Marc didn’t tell me right away that just before this last startup, he co-founded two very successful startups; Fflick, which was acquired by Google and YouTube a month after the launch while they surprisingly experienced a hype they couldn’t even dream of. The second was a startup he launched with his friend, it was an app for luxury watches and within less than two years they merged with the global leading company in the world of luxury watches.
Marc said that after each of these successes he thought, incorrectly, that he knew how to succeed as an entrepreneur.
So, how come successful entrepreneurs fail, exactly like new entrepreneurs?
After starting seven startups, two of which were extremely successful, Marc was a very experienced entrepreneur:
- He knew how to raise money and did it successfully for all of his startups
- He has excellent technological skills and he is a professional designer
- And he definitely knows to work in a team successfully and manage employees
But Marc left one thing out of the equation!
And this is the most important part to any business’s success: How you are making money?
In other words:
I’ve worked with hundreds of entrepreneurs over the last ten years exactly about this issue and I still can’t tell why so many entrepreneurs neglect the customers.
The research company CBInsight, have a famous study where they interview entrepreneurs about the reasons for their startup failure. The number one reason by far (42%) is “No market need” which means – we couldn’t find the customers that will use and pay for our product.
I would like to address the three main reasons that (based on my research) lead entrepreneurs to fail in attracting their customers, and I’ll try to offer simple steps to handle each challenge.
- How to find the right target audience to a product or service that doesn’t exist yet?
The obvious challenge is to find potential customers for – what I call in my lectures – a non-existing market. However, while there isn’t an exact market for your new (not yet existing) product, someone is doing something with the money and the time you want them to give you. Try to find (mainly through online search and chatting with people worldwide) the people that care about similar issues and learn what are they doing today.
Two things usually mislead entrepreneurs while looking for their potential customers.
Point of view
Your tendency to think of the customers from your own point of view is one of your biggest stumbling blocks. When we talk about marketing or sales, the successful ones are those who are able to overcome their own mindset and look from the point of view of those who are most likely to use or buy the product.

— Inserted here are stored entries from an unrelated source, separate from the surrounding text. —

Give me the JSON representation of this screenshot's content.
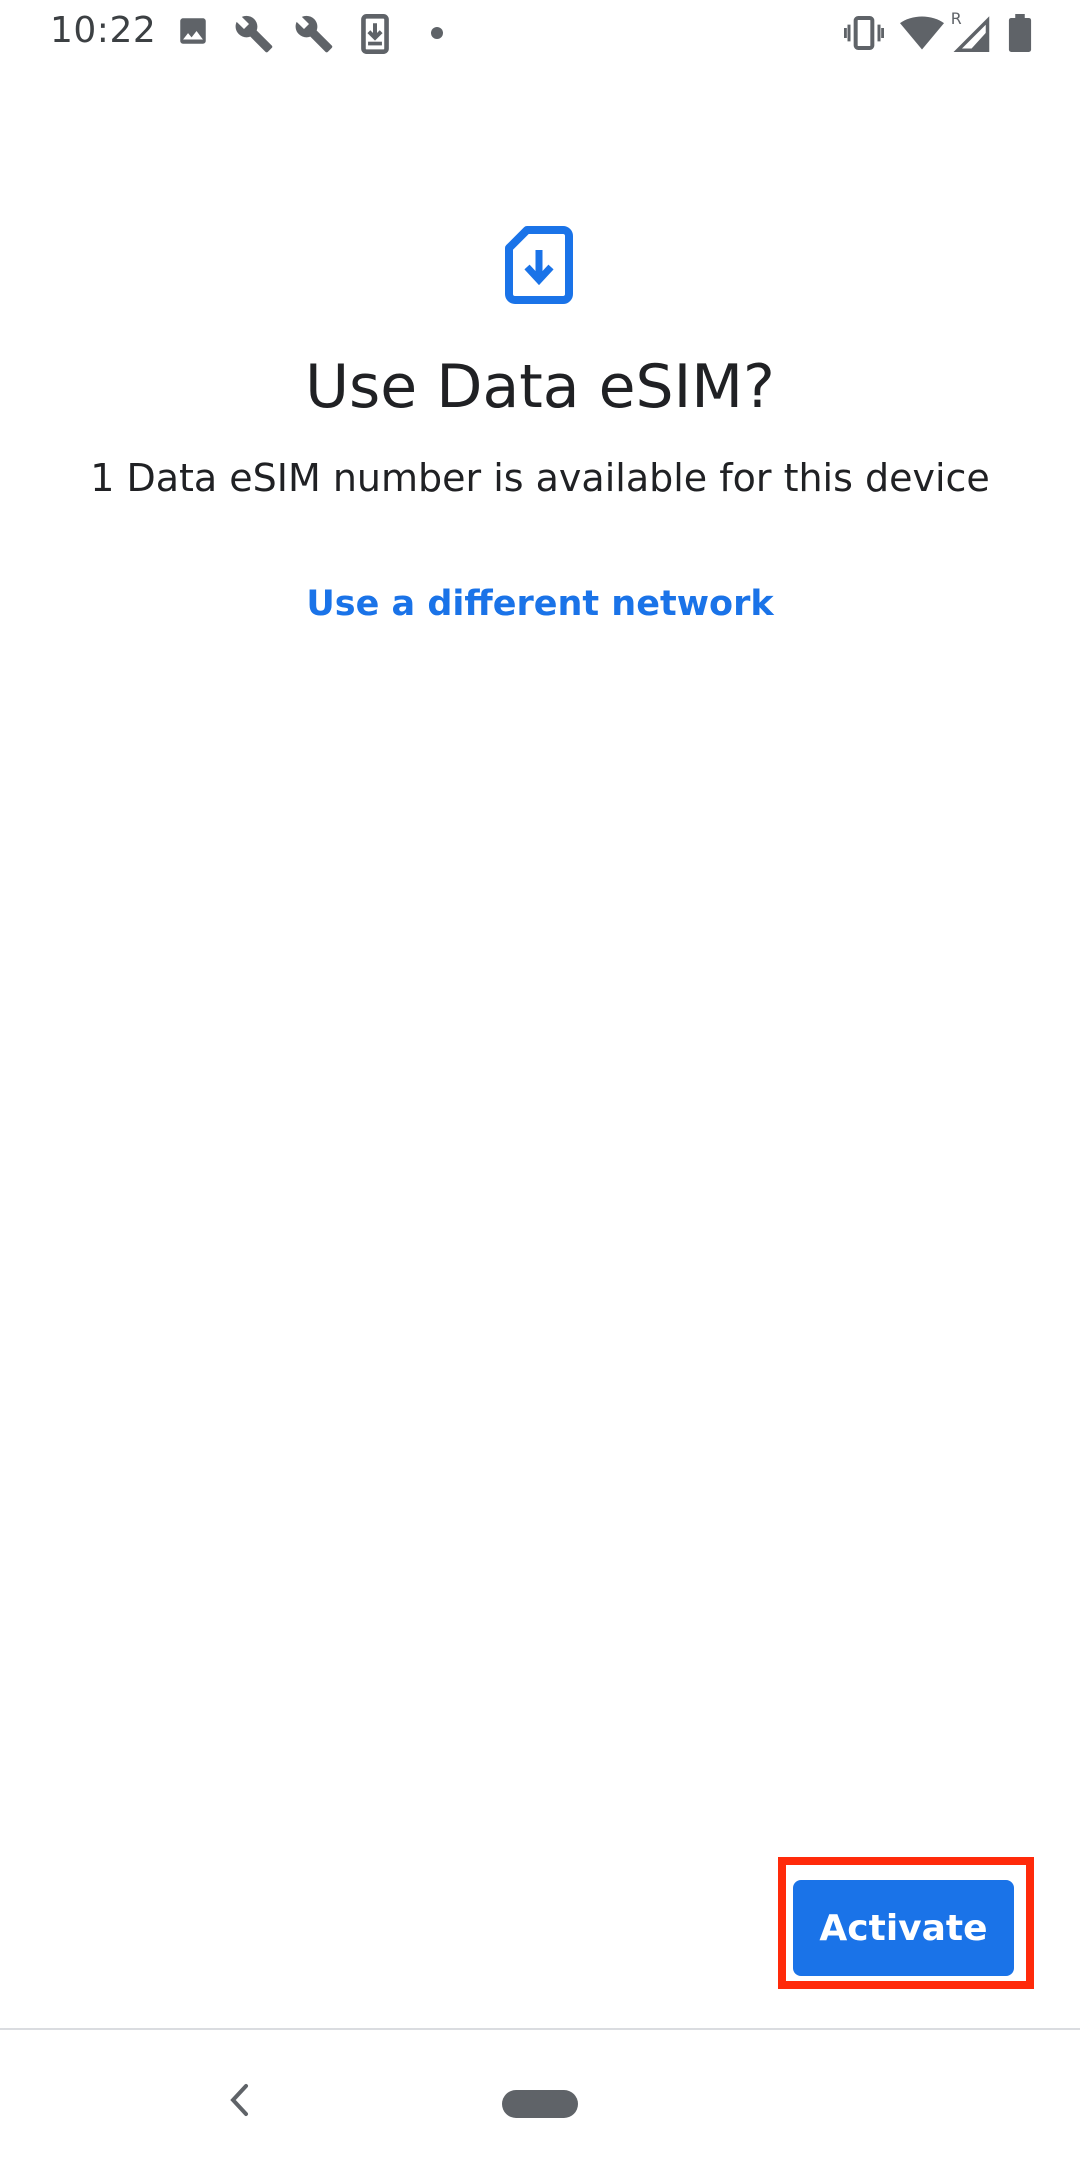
{
  "status_bar": {
    "time": "10:22",
    "icons": [
      "image-icon",
      "wrench-icon",
      "wrench-icon",
      "download-phone-icon",
      "dot-icon",
      "vibrate-icon",
      "wifi-icon",
      "signal-roaming-icon",
      "battery-icon"
    ],
    "roaming_label": "R"
  },
  "content": {
    "icon": "esim-download-icon",
    "title": "Use Data eSIM?",
    "subtitle": "1 Data eSIM number is available for this device",
    "link_label": "Use a different network"
  },
  "actions": {
    "activate_label": "Activate"
  },
  "colors": {
    "accent": "#1a73e8",
    "highlight": "#ff2a0a",
    "text": "#202124",
    "icon": "#5f6368"
  },
  "nav_bar": {
    "icons": [
      "back-icon",
      "home-pill-icon"
    ]
  }
}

Two things can help you practice: The first one is to search, learn, and get deep into groups, forums, researches, and everything connected to the problem you are solving. Try to read what bothers those people, what they care about, how many of them there are, from where etc.
The second is to practice your ability to look at things from your potential customers’ point of view: Try and remember how you feel towards your good friend, your children or your siblings. Usually people are able to feel and identify with their friends or kids’ pain, happiness, fears etc. That’s the ability we want to use towards potential customers. Being able to “shut off” our own voice while trying to understand them (For the record, this is called empathy...).
The challenge of “heavy users”
Since we generally look to justify our new entrepreneurial business, we tend to focus on those who would need our product most, which are usually those who suffer most from the problem, what we call the “heavy users”, yet often those who suffer most from the problem we solve, and those who need it most are also those that might find it hard to trust a new unfamiliar solution and usually won’t be the first to take the risk and try a new service or product.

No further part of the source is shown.